Published: University College London (University of London) 2010
Subjects:
Online Access:http://ethos.bl.uk/OrderDetails.do?uin=uk.bl.ethos.625304
Description
Summary:Synapses consume large amounts of energy, and energy supply to synaptic sites is critical for their proper function. Most energy in the brain is supplied by mitochondria, organelles efficient at utilising oxygen and substrates such as glucose and pyruvate to produce cellular energy in the form of ATP. Due to the large size of many neurons - which precludes the rapid diffusion of ATP from one side of the cell to the other - mitochondria must be positioned close to activated synaptic sites.
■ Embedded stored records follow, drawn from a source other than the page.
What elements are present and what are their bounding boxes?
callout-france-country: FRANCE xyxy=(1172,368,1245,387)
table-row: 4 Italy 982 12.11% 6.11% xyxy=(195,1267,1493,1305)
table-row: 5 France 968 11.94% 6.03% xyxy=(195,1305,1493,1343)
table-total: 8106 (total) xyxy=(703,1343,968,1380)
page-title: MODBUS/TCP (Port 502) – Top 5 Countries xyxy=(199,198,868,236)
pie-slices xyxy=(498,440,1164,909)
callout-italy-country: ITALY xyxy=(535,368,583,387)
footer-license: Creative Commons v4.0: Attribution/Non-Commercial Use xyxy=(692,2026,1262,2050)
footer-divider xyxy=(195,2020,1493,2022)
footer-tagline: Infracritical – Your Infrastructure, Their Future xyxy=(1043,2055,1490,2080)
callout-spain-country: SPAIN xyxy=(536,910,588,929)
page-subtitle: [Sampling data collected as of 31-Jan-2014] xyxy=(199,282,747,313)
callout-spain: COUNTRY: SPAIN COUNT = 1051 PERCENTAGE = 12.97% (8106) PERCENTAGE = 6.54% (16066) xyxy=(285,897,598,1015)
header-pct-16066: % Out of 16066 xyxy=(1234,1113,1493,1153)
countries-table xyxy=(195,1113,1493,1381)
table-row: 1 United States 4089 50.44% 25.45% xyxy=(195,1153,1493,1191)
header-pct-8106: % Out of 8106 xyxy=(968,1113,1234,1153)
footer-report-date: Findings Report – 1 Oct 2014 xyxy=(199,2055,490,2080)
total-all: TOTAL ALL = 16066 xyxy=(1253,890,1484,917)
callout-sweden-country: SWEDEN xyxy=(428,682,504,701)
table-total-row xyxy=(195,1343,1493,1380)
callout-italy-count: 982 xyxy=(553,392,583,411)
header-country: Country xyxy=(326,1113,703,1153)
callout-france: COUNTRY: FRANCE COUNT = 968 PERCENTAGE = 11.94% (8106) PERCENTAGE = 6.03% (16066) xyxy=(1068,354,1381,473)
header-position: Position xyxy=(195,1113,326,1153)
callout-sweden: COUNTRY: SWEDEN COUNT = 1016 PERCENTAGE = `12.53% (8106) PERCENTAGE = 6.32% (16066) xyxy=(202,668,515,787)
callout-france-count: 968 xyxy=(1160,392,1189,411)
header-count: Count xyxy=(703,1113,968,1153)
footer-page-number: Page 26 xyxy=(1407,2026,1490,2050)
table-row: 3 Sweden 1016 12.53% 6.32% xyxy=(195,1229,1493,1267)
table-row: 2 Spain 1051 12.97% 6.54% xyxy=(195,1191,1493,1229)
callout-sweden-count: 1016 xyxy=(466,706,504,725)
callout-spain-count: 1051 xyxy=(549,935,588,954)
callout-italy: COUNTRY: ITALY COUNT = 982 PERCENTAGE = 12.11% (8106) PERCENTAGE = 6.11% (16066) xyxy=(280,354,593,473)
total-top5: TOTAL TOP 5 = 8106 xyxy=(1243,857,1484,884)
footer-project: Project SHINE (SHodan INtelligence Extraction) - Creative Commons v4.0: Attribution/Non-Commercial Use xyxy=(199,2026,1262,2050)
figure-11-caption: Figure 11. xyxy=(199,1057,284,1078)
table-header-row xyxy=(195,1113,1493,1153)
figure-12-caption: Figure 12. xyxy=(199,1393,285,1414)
There must therefore be transport pathways that allow mitochondria to move throughout the cell. As patterns of neuronal activity are constantly changing, these transport pathways must also be able to be controlled on rapid timescales. The molecular mechanisms that underlie the movement of mitochondria have remained elusive. In this study, a mechanism for coupling mitochondria to the microtubule based transport pathway was characterised. Miro1, a mitochondrial membrane protein, was shown to link mitochondria to kinesin motor proteins in a complex with the adaptor protein Trak2. Varying the levels of Miro1 in neurons altered the ability of mitochondria to move throughout the cell. To provide energy to activated synapses, there must be signals that can control mitochondrial movement. This study describes two mechanisms that allow this control. First, GTP dependent recruitment of the adaptor protein Trak2 is shown to control the number of mitochondria transported into neuronal processes. Second, calcium entry through NMDA receptors upon synaptic activation causes a localised stopping of mitochondria around the active sites. This is shown to be caused by calcium inhibiting the Miro1:kinesin interaction and results in recruitment of mitochondria to activated synapses. This study provides a mechanism where local energy demand can be spatially linked to energy production, by controlling mitochondrial transport through the mitochondrial membrane protein Miro1.